Sales of houses, condos expected to slow across southern Ontario
Published on Tuesday August 14, 2012

Susan Pigg
Business Reporter

Sales of both condos and high-end homes have slowed so significantly in the last few months across the GTA that the Canada Housing and Mortgage Corp. is downgrading its housing market predictions for the rest of this year and next.

In fact, housing activity is expected to cool across much of southern Ontario well into 2013 because of high prices, rising inventories of new condos, tougher mortgage lending rules and less investor demand, CMHC says in a Housing Market Outlook report released Tuesday.

“Housing activity will hold up better in northern and southwestern Ontario communities thanks to improving goods sector performance, relatively less expensive housing and an improving migration picture,” says the report.

While condo sales are slowing, highrise construction continues to dominate the GTA housing market because most of the record number of units that were sold last year — some 28,000 — have yet to be built.

“Toward the second half of (2013) we’re going to see more of a moderating effect because of the slowdown in new condo sales that we’re starting to see now,” said Shaun Hildebrand, a senior market analyst with CMHC.

When it comes to the resale housing market, CMHC had been predicting some 95,000 real estate transactions across the GTA by year’s end. It now expects closer to 91,500.

Next year, that number could drop to 88,000, according to CMHC projections in its forecast report, released quarterly.

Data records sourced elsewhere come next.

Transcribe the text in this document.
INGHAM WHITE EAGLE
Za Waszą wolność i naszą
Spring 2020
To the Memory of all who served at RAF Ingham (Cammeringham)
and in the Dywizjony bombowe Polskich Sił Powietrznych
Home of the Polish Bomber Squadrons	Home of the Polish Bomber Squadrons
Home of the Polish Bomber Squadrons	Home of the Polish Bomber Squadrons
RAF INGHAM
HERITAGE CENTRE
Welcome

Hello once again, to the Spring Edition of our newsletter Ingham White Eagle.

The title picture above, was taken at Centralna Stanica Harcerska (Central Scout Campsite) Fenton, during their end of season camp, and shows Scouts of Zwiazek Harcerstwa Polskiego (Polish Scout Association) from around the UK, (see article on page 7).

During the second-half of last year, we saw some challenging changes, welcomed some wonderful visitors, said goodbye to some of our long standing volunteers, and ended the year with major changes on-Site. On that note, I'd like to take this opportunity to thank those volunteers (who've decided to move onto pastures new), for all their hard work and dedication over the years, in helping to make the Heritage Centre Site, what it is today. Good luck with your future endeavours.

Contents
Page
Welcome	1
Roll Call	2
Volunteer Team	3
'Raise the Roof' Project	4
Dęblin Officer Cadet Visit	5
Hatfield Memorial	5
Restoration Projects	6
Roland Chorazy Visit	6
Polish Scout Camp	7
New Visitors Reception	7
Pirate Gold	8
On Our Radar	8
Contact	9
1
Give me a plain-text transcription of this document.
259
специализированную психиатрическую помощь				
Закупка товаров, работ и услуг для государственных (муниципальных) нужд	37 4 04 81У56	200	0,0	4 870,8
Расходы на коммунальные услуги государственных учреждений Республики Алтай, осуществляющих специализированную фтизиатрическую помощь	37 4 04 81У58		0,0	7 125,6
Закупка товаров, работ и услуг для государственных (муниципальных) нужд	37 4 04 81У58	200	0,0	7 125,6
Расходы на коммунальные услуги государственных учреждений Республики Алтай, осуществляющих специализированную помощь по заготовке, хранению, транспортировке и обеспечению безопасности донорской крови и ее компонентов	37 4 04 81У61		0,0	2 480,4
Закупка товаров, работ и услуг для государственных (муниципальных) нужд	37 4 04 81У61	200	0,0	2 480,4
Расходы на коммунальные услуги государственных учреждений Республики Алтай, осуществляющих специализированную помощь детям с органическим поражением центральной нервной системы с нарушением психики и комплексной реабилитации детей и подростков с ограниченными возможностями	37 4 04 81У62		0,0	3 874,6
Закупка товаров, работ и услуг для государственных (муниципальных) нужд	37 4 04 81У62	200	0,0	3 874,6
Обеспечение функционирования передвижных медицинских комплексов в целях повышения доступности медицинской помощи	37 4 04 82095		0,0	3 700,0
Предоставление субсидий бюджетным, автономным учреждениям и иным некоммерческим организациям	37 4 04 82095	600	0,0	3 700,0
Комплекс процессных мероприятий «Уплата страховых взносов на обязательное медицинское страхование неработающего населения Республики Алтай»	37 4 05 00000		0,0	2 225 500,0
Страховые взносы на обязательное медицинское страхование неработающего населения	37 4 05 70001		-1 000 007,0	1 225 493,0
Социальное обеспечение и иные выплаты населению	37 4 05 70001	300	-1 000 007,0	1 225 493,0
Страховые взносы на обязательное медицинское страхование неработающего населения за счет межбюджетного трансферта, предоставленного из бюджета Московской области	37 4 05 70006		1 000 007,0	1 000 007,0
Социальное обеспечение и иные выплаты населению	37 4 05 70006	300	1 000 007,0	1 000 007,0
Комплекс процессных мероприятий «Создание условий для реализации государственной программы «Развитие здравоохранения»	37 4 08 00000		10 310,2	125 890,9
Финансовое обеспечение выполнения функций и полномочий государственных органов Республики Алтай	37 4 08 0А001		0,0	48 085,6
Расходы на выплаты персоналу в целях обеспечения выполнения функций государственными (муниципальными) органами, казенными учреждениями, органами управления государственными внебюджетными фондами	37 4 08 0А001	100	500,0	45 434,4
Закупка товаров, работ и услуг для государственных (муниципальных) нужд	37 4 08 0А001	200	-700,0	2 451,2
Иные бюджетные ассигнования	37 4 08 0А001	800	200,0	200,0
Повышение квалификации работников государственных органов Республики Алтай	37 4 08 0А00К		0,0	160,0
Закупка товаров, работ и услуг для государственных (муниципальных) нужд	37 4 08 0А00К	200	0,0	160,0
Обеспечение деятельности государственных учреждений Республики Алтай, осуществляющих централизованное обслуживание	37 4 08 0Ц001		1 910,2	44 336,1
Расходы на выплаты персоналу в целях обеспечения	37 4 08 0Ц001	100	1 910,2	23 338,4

The drop in demand is not only hitting the lower end of the housing market — condos — but high-end homes of $1 million and up. The latter have been in especially high demand the last year but are now facing a drop in demand. Hildebrand attributes that to continued economic uncertainty, poor stock market returns, slow income growth and prices that have grown out of whack because of inadequate supply.

“The $500,000 to $1-million bracket seems to be holding up relatively better than the lower end and higher end of the market,” he notes.

Demand remains strong in that sector, in large part because homes have virtually doubled in price across the GTA over the last decade, boosting the equity available to those homeowners looking to move up.

While that is opening up supply for first-time buyers, some of that demand is now being offset by yet another set of tough new mortgage rules, introduced by Federal Finance Minister Jim Flaherty in a concerted effort to cool Toronto’s and Vancouver’s housing markets, that have locked some first-time buyers out of the market.

While the CMHC predictions may sound worrisome to some, Hildebrand termed the housing forecast “optimistic.”

“We’ve been waiting for this moderation in the market to materialize for some time,” he said. “We’re starting to see homes sit on the market a little bit longer now and fewer instances of multiple offers.”

While high prices and tougher lending rules may shrink the ranks of eligible first-time buyers, “this is the ideal buying environment for somebody who is looking to move up in the marketplace.”